L'homme jeta un ordre bref en tchétchène, et tous les prisonniers relevèrent la tête, presque timidement.

— Est ce que ceux de mon camp ont supplié pour leur vie ? demanda-t-il alors. Réponds-moi en toute franchise, je saurais si tu mens.

— Non, bégaya l'homme. Non, ils ne l'ont pas fait !

— Toi qui les as torturés en toute conscience, tu n'avais pas un seul instant l'intention de leur laisser la vie sauve, n'est-ce pas ?

Comme l'homme ne répondait pas, Ulfasso lui attrapa l'oreille.

— Réponds !

— Non, avoua l'homme. Pas un seul instant.

— Que leur avez-vous fait, exactement ?

Le chef des Tchétchènes comme Chovsky releva un regard incrédule vers Ulfasso.

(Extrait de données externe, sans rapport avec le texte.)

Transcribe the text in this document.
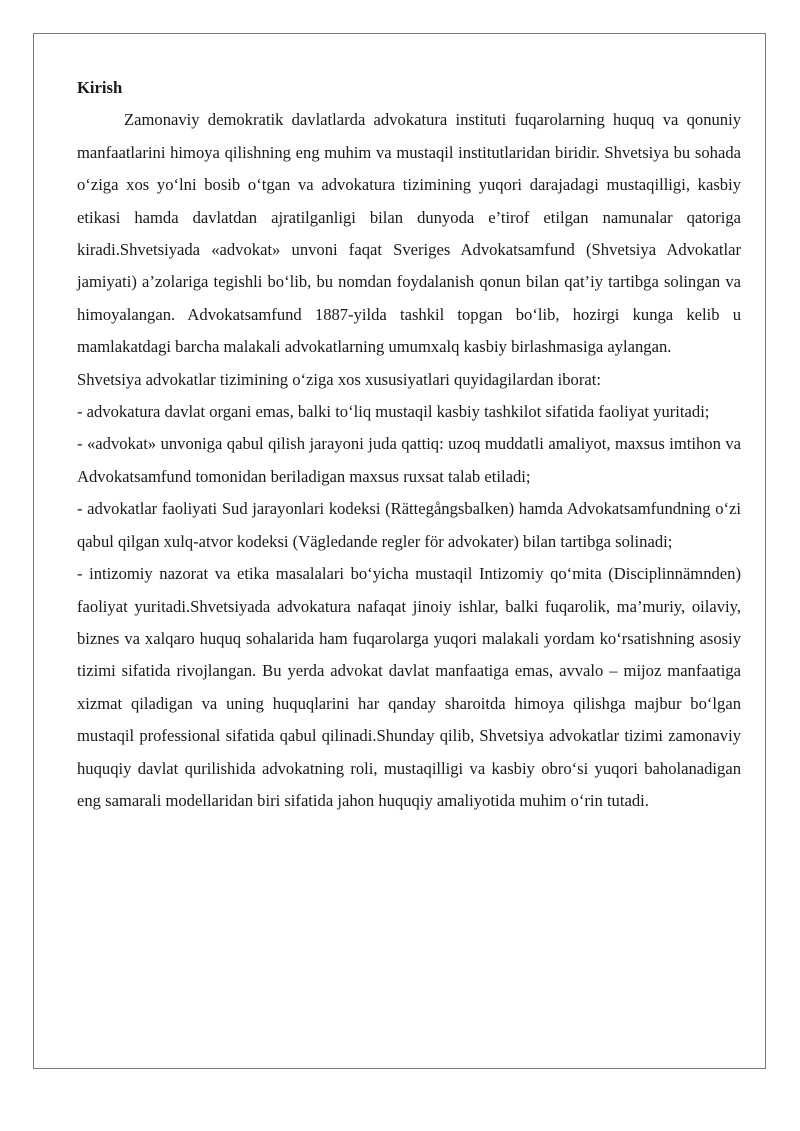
Kirish

Zamonaviy demokratik davlatlarda advokatura instituti fuqarolarning huquq va qonuniy manfaatlarini himoya qilishning eng muhim va mustaqil institutlaridan biridir. Shvetsiya bu sohada o‘ziga xos yo‘lni bosib o‘tgan va advokatura tizimining yuqori darajadagi mustaqilligi, kasbiy etikasi hamda davlatdan ajratilganligi bilan dunyoda e’tirof etilgan namunalar qatoriga kiradi.Shvetsiyada «advokat» unvoni faqat Sveriges Advokatsamfund (Shvetsiya Advokatlar jamiyati) a’zolariga tegishli bo‘lib, bu nomdan foydalanish qonun bilan qat’iy tartibga solingan va himoyalangan. Advokatsamfund 1887-yilda tashkil topgan bo‘lib, hozirgi kunga kelib u mamlakatdagi barcha malakali advokatlarning umumxalq kasbiy birlashmasiga aylangan.

Shvetsiya advokatlar tizimining o‘ziga xos xususiyatlari quyidagilardan iborat:

- advokatura davlat organi emas, balki to‘liq mustaqil kasbiy tashkilot sifatida faoliyat yuritadi;

- «advokat» unvoniga qabul qilish jarayoni juda qattiq: uzoq muddatli amaliyot, maxsus imtihon va Advokatsamfund tomonidan beriladigan maxsus ruxsat talab etiladi;

- advokatlar faoliyati Sud jarayonlari kodeksi (Rättegångsbalken) hamda Advokatsamfundning o‘zi qabul qilgan xulq-atvor kodeksi (Vägledande regler för advokater) bilan tartibga solinadi;

- intizomiy nazorat va etika masalalari bo‘yicha mustaqil Intizomiy qo‘mita (Disciplinnämnden) faoliyat yuritadi.Shvetsiyada advokatura nafaqat jinoiy ishlar, balki fuqarolik, ma’muriy, oilaviy, biznes va xalqaro huquq sohalarida ham fuqarolarga yuqori malakali yordam ko‘rsatishning asosiy tizimi sifatida rivojlangan. Bu yerda advokat davlat manfaatiga emas, avvalo – mijoz manfaatiga xizmat qiladigan va uning huquqlarini har qanday sharoitda himoya qilishga majbur bo‘lgan mustaqil professional sifatida qabul qilinadi.Shunday qilib, Shvetsiya advokatlar tizimi zamonaviy huquqiy davlat qurilishida advokatning roli, mustaqilligi va kasbiy obro‘si yuqori baholanadigan eng samarali modellaridan biri sifatida jahon huquqiy amaliyotida muhim o‘rin tutadi.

— Non…, murmura mon capitaine. Non, Ulfasso...

— Je veux qu'on me réponde, fit Ulfasso d'une voix d'où se laissait percevoir une rage glaciale, en détachant toutes les syllabes de sa phrase. Celui qui le fera aura peut-être une chance de s'en sortir vivant.

Ne voulant pas laisser une seule chance à ses porcs, je sortis du rang.

— Moi, Erik Stormqvist, je peux témoigner du calvaire qu'à subi la princesse Irina, fis-je, les dents serrées. Ne laisse pas un seul de ces chiens s'en sortir vivant, Ulfasso.

Ulfasso se retourna et me jeta un regard froid.

— Non, pas toi, Erik. Je veux entendre cela de la bouche même de ces larves.

Aussitôt, plusieurs d'entre eux sortirent du rang.

— Moi, je suis prêt à témoigner, seigneur ! J'ai tout vu !

— Moi aussi ! renchérit un autre. J'ai même trouvé cela trop cruel !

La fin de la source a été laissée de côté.